Crystallographic investigations of nicotinamide adenine dinucleotide binding to horse liver alcohol dehydrogenase.

The binding of NAD to liver alcohol dehydrogenase has been studied in four different ternary complexes by using crystallographic methods. These complexes crystallize isomorphously in a triclinic crystal form which contains the whole dimer of the enzyme in the asymmetric unit. This form of the enzyme has been refined at 2.9-A resolution to a crystallographic R factor of 0.22. NAD binds in essentially the same way in these complexes. The binding site is located at the central part of the coenzyme binding domain. The adenine ring binds with hydrophobic interactions between two isoleucine side chains. Both ribose rings have 2E(C2'-endo) puckering, and each ribose makes three hydrogen bonds to the enzyme. The pyrophosphate bridge has hydrogen bonds to the side chains of arginine-47 and -369 and to main chain nitrogen atoms from the amino ends of two alpha-helices. The nicotinamide ring is in van der Waals contact with the active-site zinc atom and with the sulfur atoms of its cysteine ligands. The carboxamide group is about 30 degrees out of the plane of the nicotinamide ring and hydrogen bonds to main chain atoms of residues 292,317, and 319. The overall conformation of the NAD molecule is similar to that observed for other dehydrogenases, but differs in details.
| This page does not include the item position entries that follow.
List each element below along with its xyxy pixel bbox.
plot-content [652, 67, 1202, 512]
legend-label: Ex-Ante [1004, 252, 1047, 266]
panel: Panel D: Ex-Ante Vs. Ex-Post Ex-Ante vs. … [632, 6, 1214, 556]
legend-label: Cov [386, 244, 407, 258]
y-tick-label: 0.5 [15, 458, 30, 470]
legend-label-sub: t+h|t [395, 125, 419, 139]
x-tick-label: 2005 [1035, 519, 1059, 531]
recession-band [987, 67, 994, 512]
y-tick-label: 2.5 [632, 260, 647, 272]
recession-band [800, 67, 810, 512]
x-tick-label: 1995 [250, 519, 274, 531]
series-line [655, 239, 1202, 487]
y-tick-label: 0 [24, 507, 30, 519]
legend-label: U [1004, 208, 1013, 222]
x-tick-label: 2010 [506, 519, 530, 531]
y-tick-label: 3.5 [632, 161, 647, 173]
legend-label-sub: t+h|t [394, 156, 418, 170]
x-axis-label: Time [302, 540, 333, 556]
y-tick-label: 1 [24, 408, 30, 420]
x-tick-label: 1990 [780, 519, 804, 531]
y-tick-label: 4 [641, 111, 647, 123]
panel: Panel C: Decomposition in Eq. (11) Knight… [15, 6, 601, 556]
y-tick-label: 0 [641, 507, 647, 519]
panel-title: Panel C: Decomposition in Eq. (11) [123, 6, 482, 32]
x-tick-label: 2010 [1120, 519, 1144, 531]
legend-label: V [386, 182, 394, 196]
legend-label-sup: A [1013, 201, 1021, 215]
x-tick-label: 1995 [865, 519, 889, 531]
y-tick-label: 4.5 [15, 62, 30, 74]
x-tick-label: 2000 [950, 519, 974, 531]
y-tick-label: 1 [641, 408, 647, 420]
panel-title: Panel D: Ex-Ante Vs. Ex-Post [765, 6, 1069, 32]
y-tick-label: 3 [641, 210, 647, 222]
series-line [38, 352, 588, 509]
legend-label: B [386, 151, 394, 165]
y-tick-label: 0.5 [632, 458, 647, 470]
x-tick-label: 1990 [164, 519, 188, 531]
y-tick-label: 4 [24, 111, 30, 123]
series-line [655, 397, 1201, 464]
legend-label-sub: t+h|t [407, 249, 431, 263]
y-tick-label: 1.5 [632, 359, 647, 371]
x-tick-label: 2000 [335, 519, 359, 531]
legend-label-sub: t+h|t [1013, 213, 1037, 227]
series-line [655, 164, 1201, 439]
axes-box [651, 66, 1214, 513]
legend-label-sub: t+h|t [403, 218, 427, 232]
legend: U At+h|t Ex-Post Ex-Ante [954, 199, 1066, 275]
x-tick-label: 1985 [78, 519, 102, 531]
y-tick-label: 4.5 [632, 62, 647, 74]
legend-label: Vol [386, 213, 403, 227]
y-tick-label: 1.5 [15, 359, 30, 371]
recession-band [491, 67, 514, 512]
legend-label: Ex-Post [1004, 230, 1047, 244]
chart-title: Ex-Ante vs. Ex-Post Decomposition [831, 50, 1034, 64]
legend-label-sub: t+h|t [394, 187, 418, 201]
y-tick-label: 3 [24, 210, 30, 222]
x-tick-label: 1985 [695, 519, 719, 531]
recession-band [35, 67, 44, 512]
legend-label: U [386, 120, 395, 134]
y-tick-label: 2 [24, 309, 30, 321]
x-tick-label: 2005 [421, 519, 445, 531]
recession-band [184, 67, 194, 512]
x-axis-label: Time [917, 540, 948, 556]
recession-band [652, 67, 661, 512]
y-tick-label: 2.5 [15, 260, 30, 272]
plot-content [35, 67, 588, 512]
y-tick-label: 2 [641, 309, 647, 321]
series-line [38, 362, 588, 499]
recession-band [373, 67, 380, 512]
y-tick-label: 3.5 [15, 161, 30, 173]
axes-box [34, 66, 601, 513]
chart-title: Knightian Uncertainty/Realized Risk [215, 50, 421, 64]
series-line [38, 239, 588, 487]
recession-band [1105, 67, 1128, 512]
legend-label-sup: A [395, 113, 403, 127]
In the presence of the coenzyme, the enzyme undergoes a large conformational change from an open to a closed form. This conformational change has three major effects: to create favorable binding interactions with groups of the enzyme, to enclose the coenzyme and gain binding energy for the coenzyme by reducing the accessible surface area, and to close off one entrance to the active site. As a comparison, ADP-ribose binding has been studied in the open form of the enzyme. The adenosine moiety binds in a similar way as NAD, while the rest of the molecule has different interactions.